2. The Broadway Extension Skytrains are 46 % shorter and 11 % more narrow than a Toronto Subway train.
3. The Skytrain Network has 50 % of the capacity of Toronto’s Subway Network using the T.T.C.’s current 60 year old signaling technology. The Skytrain Network capacity drops between 35%-40% compared to the new C.B.T.C system, which starts fully operating on line Toronto Subway Line#1 (The Yonge-University-Vaughn Subway Line) in 2022.
4. On a per kilometre basis the Broadway Extension is only 7% cheaper than the last T.T.C. subway extension.

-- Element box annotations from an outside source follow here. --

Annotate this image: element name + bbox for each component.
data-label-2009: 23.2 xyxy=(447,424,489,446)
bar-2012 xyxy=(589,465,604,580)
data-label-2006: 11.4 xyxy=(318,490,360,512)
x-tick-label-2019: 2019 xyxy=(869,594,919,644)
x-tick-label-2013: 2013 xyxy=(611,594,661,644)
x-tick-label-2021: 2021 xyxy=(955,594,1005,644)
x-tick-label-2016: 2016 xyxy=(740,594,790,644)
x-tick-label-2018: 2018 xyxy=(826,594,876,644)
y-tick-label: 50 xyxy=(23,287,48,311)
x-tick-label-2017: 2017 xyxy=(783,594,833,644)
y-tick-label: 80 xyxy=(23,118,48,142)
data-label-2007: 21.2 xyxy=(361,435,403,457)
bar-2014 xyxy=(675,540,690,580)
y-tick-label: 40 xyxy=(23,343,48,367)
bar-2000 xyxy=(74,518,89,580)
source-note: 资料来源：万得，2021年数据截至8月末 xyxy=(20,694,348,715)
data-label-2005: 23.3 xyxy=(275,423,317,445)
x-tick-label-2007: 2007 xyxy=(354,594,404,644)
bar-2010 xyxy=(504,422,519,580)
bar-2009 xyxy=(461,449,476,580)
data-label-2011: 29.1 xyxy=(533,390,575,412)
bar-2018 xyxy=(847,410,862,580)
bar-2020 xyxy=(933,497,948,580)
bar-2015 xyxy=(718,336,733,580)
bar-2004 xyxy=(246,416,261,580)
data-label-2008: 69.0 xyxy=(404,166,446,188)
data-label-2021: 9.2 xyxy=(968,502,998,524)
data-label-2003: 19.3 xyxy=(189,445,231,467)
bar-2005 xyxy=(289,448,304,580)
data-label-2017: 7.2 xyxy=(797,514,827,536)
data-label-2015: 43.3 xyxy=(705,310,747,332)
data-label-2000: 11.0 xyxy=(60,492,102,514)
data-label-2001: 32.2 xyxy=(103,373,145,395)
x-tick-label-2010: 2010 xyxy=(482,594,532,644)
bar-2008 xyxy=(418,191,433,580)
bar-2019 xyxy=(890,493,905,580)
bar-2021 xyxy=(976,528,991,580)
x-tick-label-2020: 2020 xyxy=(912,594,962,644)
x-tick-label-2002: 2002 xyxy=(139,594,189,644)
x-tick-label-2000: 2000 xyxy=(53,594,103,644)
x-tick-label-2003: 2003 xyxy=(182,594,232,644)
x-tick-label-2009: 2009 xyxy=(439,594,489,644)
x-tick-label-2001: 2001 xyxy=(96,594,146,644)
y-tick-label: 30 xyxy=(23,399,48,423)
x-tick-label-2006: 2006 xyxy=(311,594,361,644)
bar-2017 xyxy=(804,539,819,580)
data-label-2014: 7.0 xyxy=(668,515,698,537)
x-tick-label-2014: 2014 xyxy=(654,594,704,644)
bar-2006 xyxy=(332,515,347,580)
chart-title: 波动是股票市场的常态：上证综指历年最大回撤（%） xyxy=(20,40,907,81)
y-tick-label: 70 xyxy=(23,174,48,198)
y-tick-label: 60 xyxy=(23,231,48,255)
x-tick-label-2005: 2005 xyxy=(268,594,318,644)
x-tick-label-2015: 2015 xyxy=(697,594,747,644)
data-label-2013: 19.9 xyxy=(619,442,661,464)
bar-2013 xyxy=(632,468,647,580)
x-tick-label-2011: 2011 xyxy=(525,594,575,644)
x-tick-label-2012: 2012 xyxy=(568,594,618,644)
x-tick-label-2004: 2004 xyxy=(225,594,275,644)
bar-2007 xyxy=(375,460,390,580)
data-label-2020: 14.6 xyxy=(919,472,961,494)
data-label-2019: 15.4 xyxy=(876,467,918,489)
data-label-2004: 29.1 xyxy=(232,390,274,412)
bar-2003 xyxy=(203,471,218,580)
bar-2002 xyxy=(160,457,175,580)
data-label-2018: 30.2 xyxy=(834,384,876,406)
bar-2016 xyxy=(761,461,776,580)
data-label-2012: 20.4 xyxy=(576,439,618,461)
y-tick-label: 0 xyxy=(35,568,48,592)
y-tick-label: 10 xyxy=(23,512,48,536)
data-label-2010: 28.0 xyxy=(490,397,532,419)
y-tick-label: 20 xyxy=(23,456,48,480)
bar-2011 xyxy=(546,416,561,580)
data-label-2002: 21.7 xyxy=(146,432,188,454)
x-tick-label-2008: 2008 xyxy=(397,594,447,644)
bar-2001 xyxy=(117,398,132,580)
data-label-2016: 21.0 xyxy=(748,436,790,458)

An extension that was over budget and late due to politicians changing the project’s scope.
That isn’t money well spent, @Paul!
Nathan Davidowicz, sorry to disappoint you, but Honolulu’s mayor kirk clodwell recently contacted the Federal Transit Authority in a last ditch effort to keep $250 million of the promised $1.55 billion federal money from expiring at year end. In his letter, clodwell estimated total costs at $11 billion ($550 million per mile) and a completion date of 2033. The original Federal Funding Grant Agreement specified an opening date of January 2020 and a total cost of $5.12 billion for the full 20 mile alignment. The first 10 miles from Kapolei to Aloha Stadium was supposed to be in service last month (October 2020), but it’s looking like it will be near the end of 2021.
We had a vote on rail here, but it was not a yes or no vote on whether or not to proceed with rail. The question was shall the rail use steel wheels on steel rails or not, and this only happened after the city spent many hundreds of thousands pushing for it.
I would say that it’s being run by the Three Stooges, but there are more than three of them, and I also don’t want to insult the Three Stooges.
Zwei replies: Thank you, it is always great to get first hand knowledge, please keep us up to date.